When we got back to the rehearsal room a huge transition had taken place. While we had been away any remaining furniture, props and other rehearsal paraphernalia had been packed away in a van and whisked off to Stratford – even the walls had been stripped of all the notes, photographs, drawings and lists which had previously been there. Thus it was that the final afternoon’s work was carried out in a somewhat bare space and in an atmosphere of slightly Chekovian melancholy that this aspect of the work was drawing to a close. The time was spent investigating Bottom’s monologue in Act 4 and, as ever, several versions were tried; it has given me several ideas for how I might approach this key moment.
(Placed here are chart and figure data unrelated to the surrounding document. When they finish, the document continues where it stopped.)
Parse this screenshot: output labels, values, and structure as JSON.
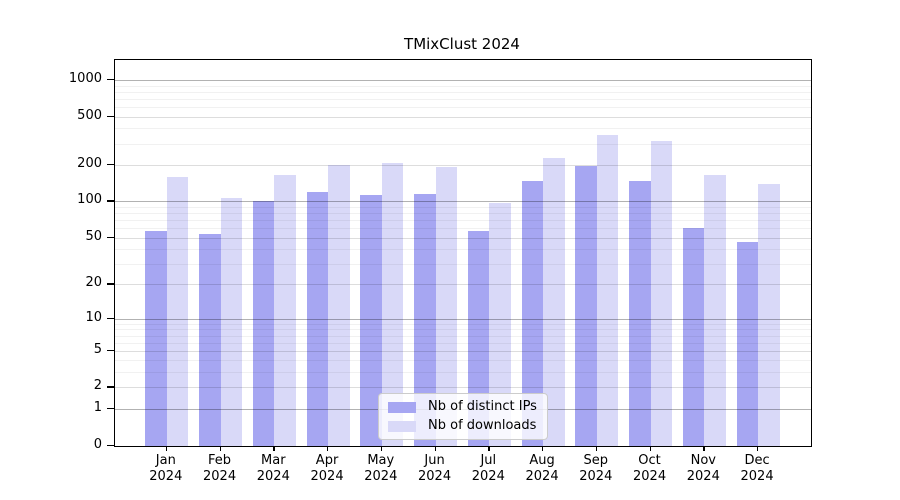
{
  "title": "TMixClust 2024",
  "chart_data": {
    "type": "bar",
    "title": "TMixClust 2024",
    "categories": [
      "Jan 2024",
      "Feb 2024",
      "Mar 2024",
      "Apr 2024",
      "May 2024",
      "Jun 2024",
      "Jul 2024",
      "Aug 2024",
      "Sep 2024",
      "Oct 2024",
      "Nov 2024",
      "Dec 2024"
    ],
    "series": [
      {
        "name": "Nb of distinct IPs",
        "color": "#a6a6f2",
        "values": [
          57,
          54,
          100,
          120,
          113,
          116,
          57,
          147,
          198,
          148,
          60,
          46
        ]
      },
      {
        "name": "Nb of downloads",
        "color": "#d9d9f8",
        "values": [
          160,
          107,
          164,
          199,
          207,
          192,
          97,
          229,
          352,
          313,
          165,
          139
        ]
      }
    ],
    "yticks": [
      0,
      1,
      2,
      5,
      10,
      20,
      50,
      100,
      200,
      500,
      1000
    ],
    "scale": "log(value+1)",
    "ylim": [
      0,
      1460
    ],
    "grid": "both",
    "legend_position": "lower center",
    "xlabel": "",
    "ylabel": ""
  },
  "legend": {
    "items": [
      {
        "label": "Nb of distinct IPs"
      },
      {
        "label": "Nb of downloads"
      }
    ]
  },
  "colors": {
    "bar_distinct_ips": "#a6a6f2",
    "bar_downloads": "#d9d9f8",
    "grid_major": "#b3b3b3",
    "grid_minor": "#f1f1f1",
    "axis": "#000000",
    "legend_border": "#cccccc"
  }
}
And then suddenly that was it, the production’s time in London was up (well, until the actual play reaches the capital in May) and everything has moved to Stratford for final rehearsals, previews and the opening night. Although a key chapter in the production process has drawn to a close, a new and even more exciting chapter is just about to begin; best wishes to the two Stratford teams as they take us down the home straight towards opening night.